- Remixes cover art

Single by Hermitude
- Released: April 2015
- Length: 3:34
- Label: Elefant Traks
- Songwriters: Luke Dubber; T. Levinson; G. Long; J Scott; Angus Stuart;
- Producer: Hermitude

Hermitude singles chronology
| "Through the Roof" (2015) | "The Buzz" (2015) | "Ukiyo" (2015) |

= The Buzz (song) =

"The Buzz" is a song recorded by Australian hip hop duo Hermitude featuring Sydney based artist Mataya and New Zealand artist Young Tapz.

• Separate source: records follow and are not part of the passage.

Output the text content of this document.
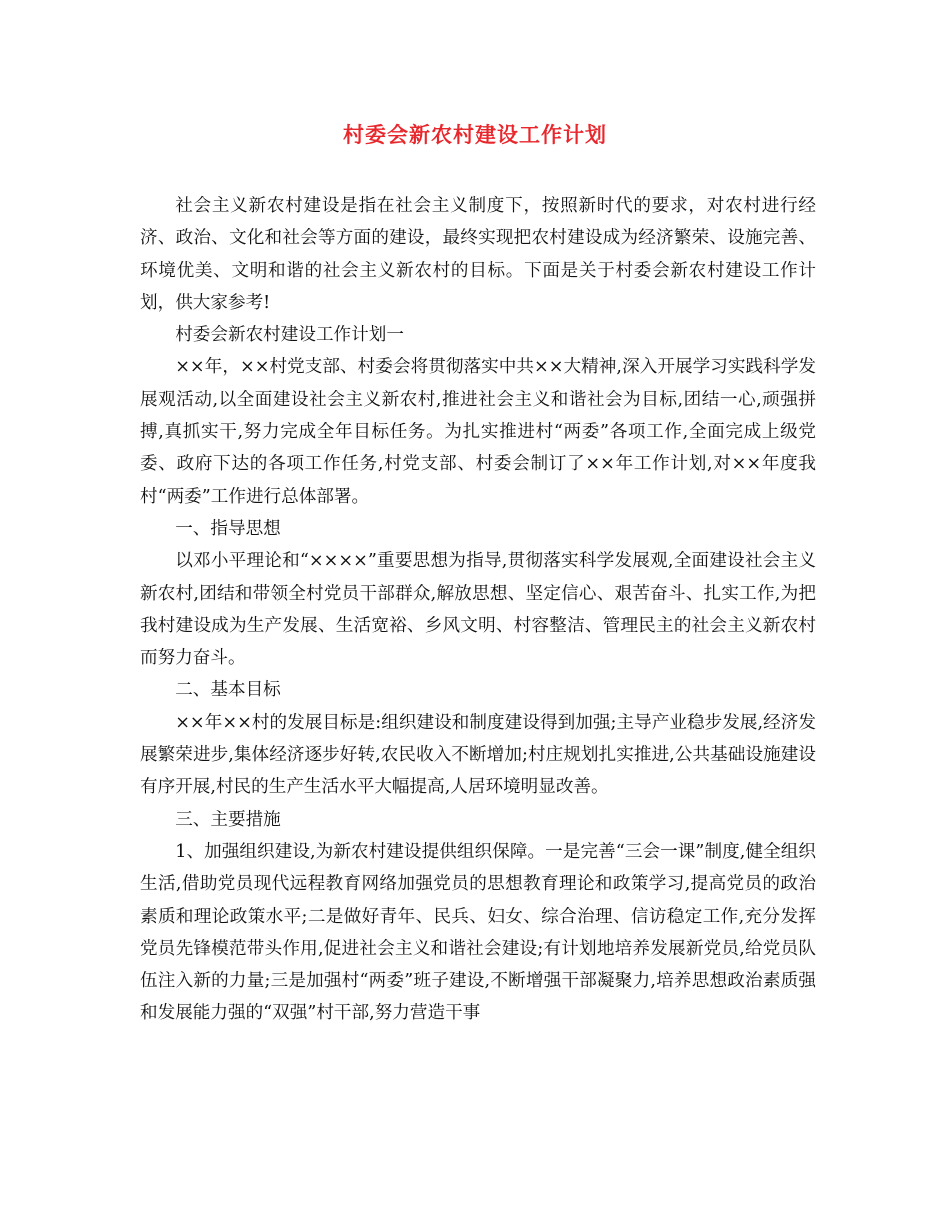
村委会新农村建设工作计划

社会主义新农村建设是指在社会主义制度下，按照新时代的要求，对农村进行经济、政治、文化和社会等方面的建设，最终实现把农村建设成为经济繁荣、设施完善、环境优美、文明和谐的社会主义新农村的目标。下面是关于村委会新农村建设工作计划，供大家参考!

村委会新农村建设工作计划一

××年，××村党支部、村委会将贯彻落实中共××大精神,深入开展学习实践科学发展观活动,以全面建设社会主义新农村,推进社会主义和谐社会为目标,团结一心,顽强拼搏,真抓实干,努力完成全年目标任务。为扎实推进村“两委”各项工作,全面完成上级党委、政府下达的各项工作任务,村党支部、村委会制订了××年工作计划,对××年度我村“两委”工作进行总体部署。

一、指导思想

以邓小平理论和“××××”重要思想为指导,贯彻落实科学发展观,全面建设社会主义新农村,团结和带领全村党员干部群众,解放思想、坚定信心、艰苦奋斗、扎实工作,为把我村建设成为生产发展、生活宽裕、乡风文明、村容整洁、管理民主的社会主义新农村而努力奋斗。

二、基本目标

××年××村的发展目标是:组织建设和制度建设得到加强;主导产业稳步发展,经济发展繁荣进步,集体经济逐步好转,农民收入不断增加;村庄规划扎实推进,公共基础设施建设有序开展,村民的生产生活水平大幅提高,人居环境明显改善。

三、主要措施

1、加强组织建设,为新农村建设提供组织保障。一是完善“三会一课”制度,健全组织生活,借助党员现代远程教育网络加强党员的思想教育理论和政策学习,提高党员的政治素质和理论政策水平;二是做好青年、民兵、妇女、综合治理、信访稳定工作,充分发挥党员先锋模范带头作用,促进社会主义和谐社会建设;有计划地培养发展新党员,给党员队伍注入新的力量;三是加强村“两委”班子建设,不断增强干部凝聚力,培养思想政治素质强和发展能力强的“双强”村干部,努力营造干事
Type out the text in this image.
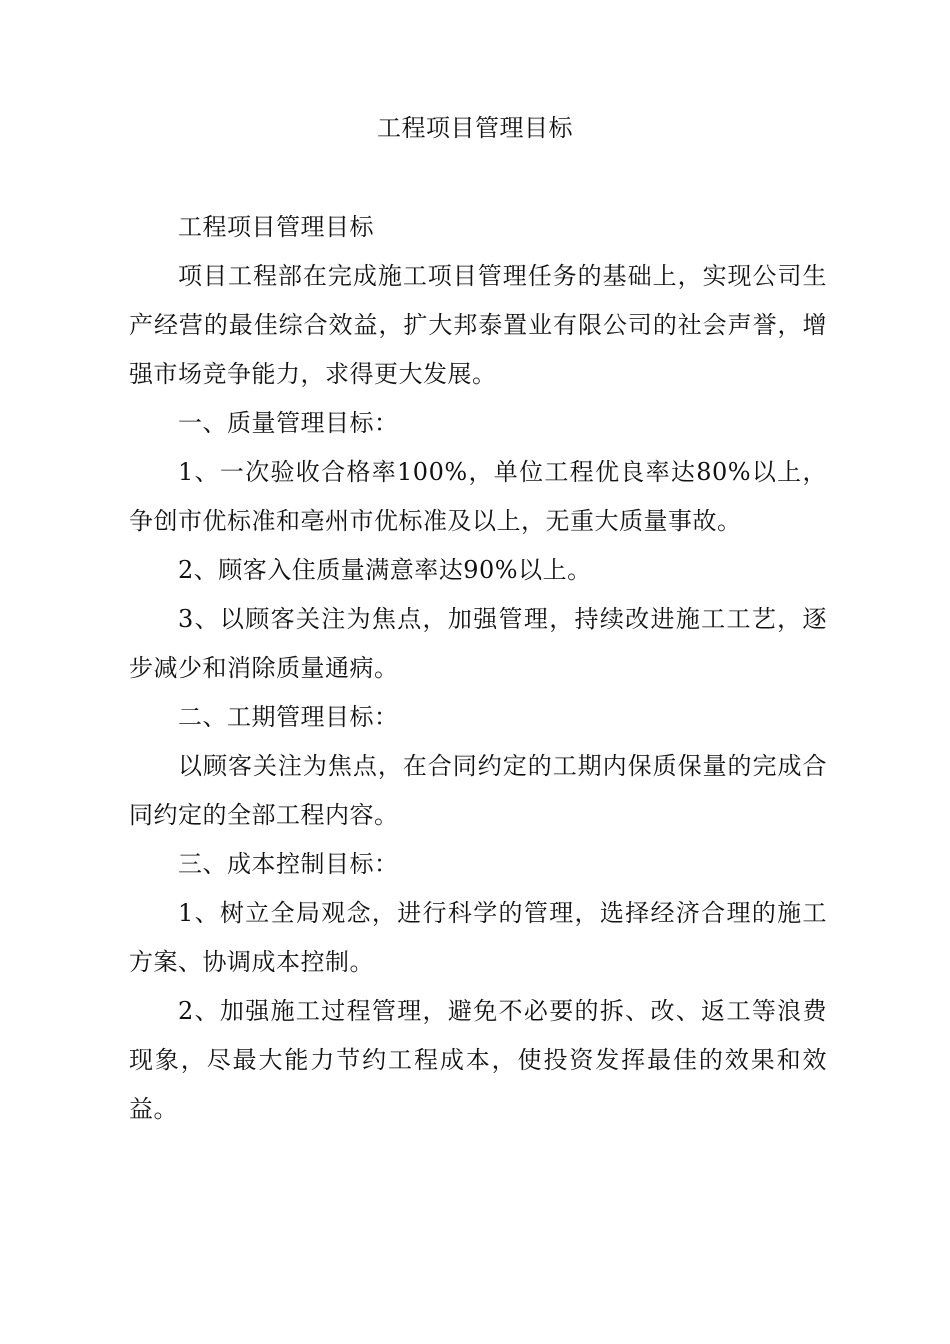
工程项目管理目标

工程项目管理目标

项目工程部在完成施工项目管理任务的基础上，实现公司生产经营的最佳综合效益，扩大邦泰置业有限公司的社会声誉，增强市场竞争能力，求得更大发展。

一、质量管理目标：

1、一次验收合格率100%，单位工程优良率达80%以上，争创市优标准和亳州市优标准及以上，无重大质量事故。

2、顾客入住质量满意率达90%以上。

3、以顾客关注为焦点，加强管理，持续改进施工工艺，逐步减少和消除质量通病。

二、工期管理目标：

以顾客关注为焦点，在合同约定的工期内保质保量的完成合同约定的全部工程内容。

三、成本控制目标：

1、树立全局观念，进行科学的管理，选择经济合理的施工方案、协调成本控制。

2、加强施工过程管理，避免不必要的拆、改、返工等浪费现象，尽最大能力节约工程成本，使投资发挥最佳的效果和效益。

It was released in April 2015 as the second single from their fifth studio album, Dark Night Sweet Light. The song peaked at number 20 on the ARIA Charts and was certified platinum. It poled at number 8 in the Triple J's Hottest 100 of 2015.

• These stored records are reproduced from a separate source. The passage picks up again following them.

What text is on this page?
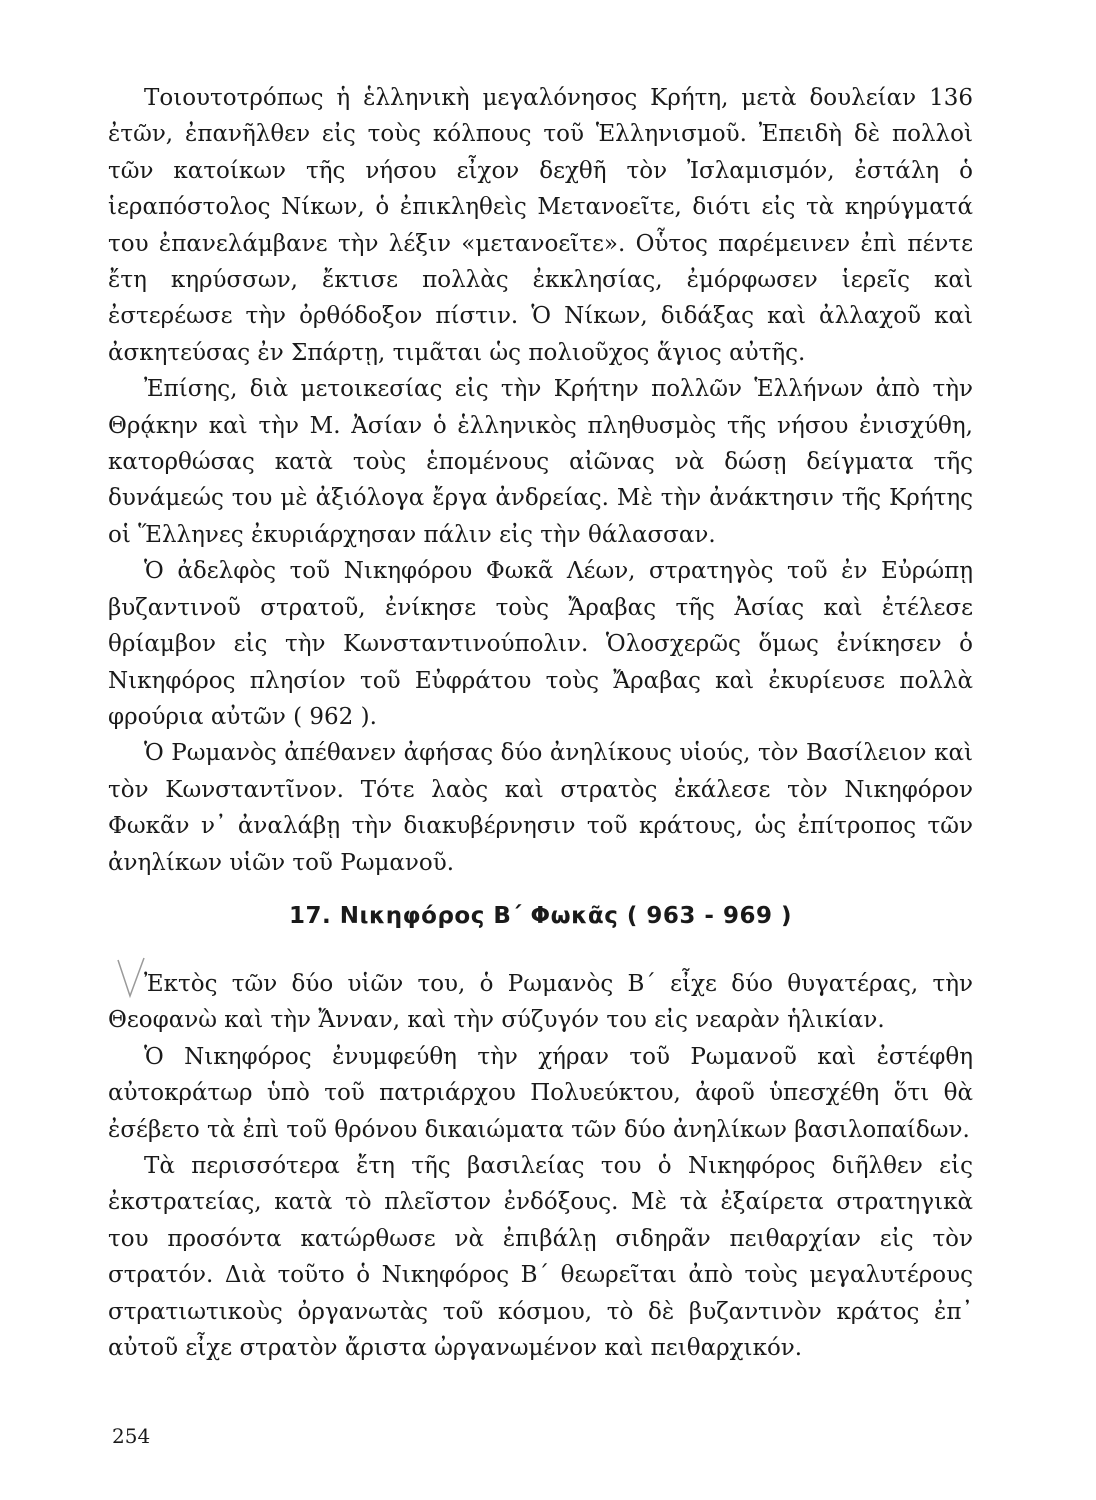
Τοιουτοτρόπως ἡ ἑλληνικὴ μεγαλόνησος Κρήτη, μετὰ δουλείαν 136 ἐτῶν, ἐπανῆλθεν εἰς τοὺς κόλπους τοῦ Ἑλληνισμοῦ. Ἐπειδὴ δὲ πολλοὶ τῶν κατοίκων τῆς νήσου εἶχον δεχθῆ τὸν Ἰσλαμισμόν, ἐστάλη ὁ ἱεραπόστολος Νίκων, ὁ ἐπικληθεὶς Μετανοεῖτε, διότι εἰς τὰ κηρύγματά του ἐπανελάμβανε τὴν λέξιν «μετανοεῖτε». Οὗτος παρέμεινεν ἐπὶ πέντε ἔτη κηρύσσων, ἔκτισε πολλὰς ἐκκλησίας, ἐμόρφωσεν ἱερεῖς καὶ ἐστερέωσε τὴν ὀρθόδοξον πίστιν. Ὁ Νίκων, διδάξας καὶ ἀλλαχοῦ καὶ ἀσκητεύσας ἐν Σπάρτῃ, τιμᾶται ὡς πολιοῦχος ἅγιος αὐτῆς.

Ἐπίσης, διὰ μετοικεσίας εἰς τὴν Κρήτην πολλῶν Ἑλλήνων ἀπὸ τὴν Θρᾴκην καὶ τὴν Μ. Ἀσίαν ὁ ἑλληνικὸς πληθυσμὸς τῆς νήσου ἐνισχύθη, κατορθώσας κατὰ τοὺς ἑπομένους αἰῶνας νὰ δώσῃ δείγματα τῆς δυνάμεώς του μὲ ἀξιόλογα ἔργα ἀνδρείας. Μὲ τὴν ἀνάκτησιν τῆς Κρήτης οἱ Ἕλληνες ἐκυριάρχησαν πάλιν εἰς τὴν θάλασσαν.

Ὁ ἀδελφὸς τοῦ Νικηφόρου Φωκᾶ Λέων, στρατηγὸς τοῦ ἐν Εὐρώπῃ βυζαντινοῦ στρατοῦ, ἐνίκησε τοὺς Ἄραβας τῆς Ἀσίας καὶ ἐτέλεσε θρίαμβον εἰς τὴν Κωνσταντινούπολιν. Ὁλοσχερῶς ὅμως ἐνίκησεν ὁ Νικηφόρος πλησίον τοῦ Εὐφράτου τοὺς Ἄραβας καὶ ἐκυρίευσε πολλὰ φρούρια αὐτῶν ( 962 ).

Ὁ Ρωμανὸς ἀπέθανεν ἀφήσας δύο ἀνηλίκους υἱούς, τὸν Βασίλειον καὶ τὸν Κωνσταντῖνον. Τότε λαὸς καὶ στρατὸς ἐκάλεσε τὸν Νικηφόρον Φωκᾶν ν᾿ ἀναλάβῃ τὴν διακυβέρνησιν τοῦ κράτους, ὡς ἐπίτροπος τῶν ἀνηλίκων υἱῶν τοῦ Ρωμανοῦ.

17. Νικηφόρος Β΄ Φωκᾶς ( 963 - 969 )

Ἐκτὸς τῶν δύο υἱῶν του, ὁ Ρωμανὸς Β΄ εἶχε δύο θυγατέρας, τὴν Θεοφανὼ καὶ τὴν Ἄνναν, καὶ τὴν σύζυγόν του εἰς νεαρὰν ἡλικίαν.

Ὁ Νικηφόρος ἐνυμφεύθη τὴν χήραν τοῦ Ρωμανοῦ καὶ ἐστέφθη αὐτοκράτωρ ὑπὸ τοῦ πατριάρχου Πολυεύκτου, ἀφοῦ ὑπεσχέθη ὅτι θὰ ἐσέβετο τὰ ἐπὶ τοῦ θρόνου δικαιώματα τῶν δύο ἀνηλίκων βασιλοπαίδων.

Τὰ περισσότερα ἔτη τῆς βασιλείας του ὁ Νικηφόρος διῆλθεν εἰς ἐκστρατείας, κατὰ τὸ πλεῖστον ἐνδόξους. Μὲ τὰ ἐξαίρετα στρατηγικὰ του προσόντα κατώρθωσε νὰ ἐπιβάλῃ σιδηρᾶν πειθαρχίαν εἰς τὸν στρατόν. Διὰ τοῦτο ὁ Νικηφόρος Β΄ θεωρεῖται ἀπὸ τοὺς μεγαλυτέρους στρατιωτικοὺς ὀργανωτὰς τοῦ κόσμου, τὸ δὲ βυζαντινὸν κράτος ἐπ᾿ αὐτοῦ εἶχε στρατὸν ἄριστα ὠργανωμένον καὶ πειθαρχικόν.

254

At the APRA Music Awards of 2016, the song was nominated for Urban Work of the Year.

==Reception==
Howles and Echos said "It begins innocuously enough, mashing Mataya’s muted, soft vocals with a quiet, throbbing synth. This flows into Young Tapz injection of Aussie hip-hop, raising the intensity ever slightly. However, it is the euphoric, filthy drop that comes out of nowhere that elevates the song into one of Hermitude's greatest tracks."

==Track listing==
- Digital download
1. "The Buzz" – 3:42

- The Buzz (remixes) Digital download
2. "The Buzz" (Paces remix) – 3:58
3. "The Buzz" (Sweater Beats remix) – 3:25
4. "The Buzz" (Alison Wonderland remix) – 3:45
5. "The Buzz" (Sticky remix) – 4:49

==Charts==
===Weekly charts===

Weekly chart performance for "The Buzz"
| Chart (2015) | Peak position |
|---|---|
| Australia (ARIA) | 20 |
| US Hot Dance/Electronic Songs (Billboard) | 13 |

===Year-end charts===

Year-end chart performance for "The Buzz"
| Chart (2015) | Position |
|---|---|
| Australia (ARIA) | 100 |
| Australian Artist (ARIA) | 14 |

==Certifications==

| Region | Certification | Certified units/sales |
| Canada (Music Canada) | Gold | 40,000^{‡} |
^{^} Shipments figures based on certification alone.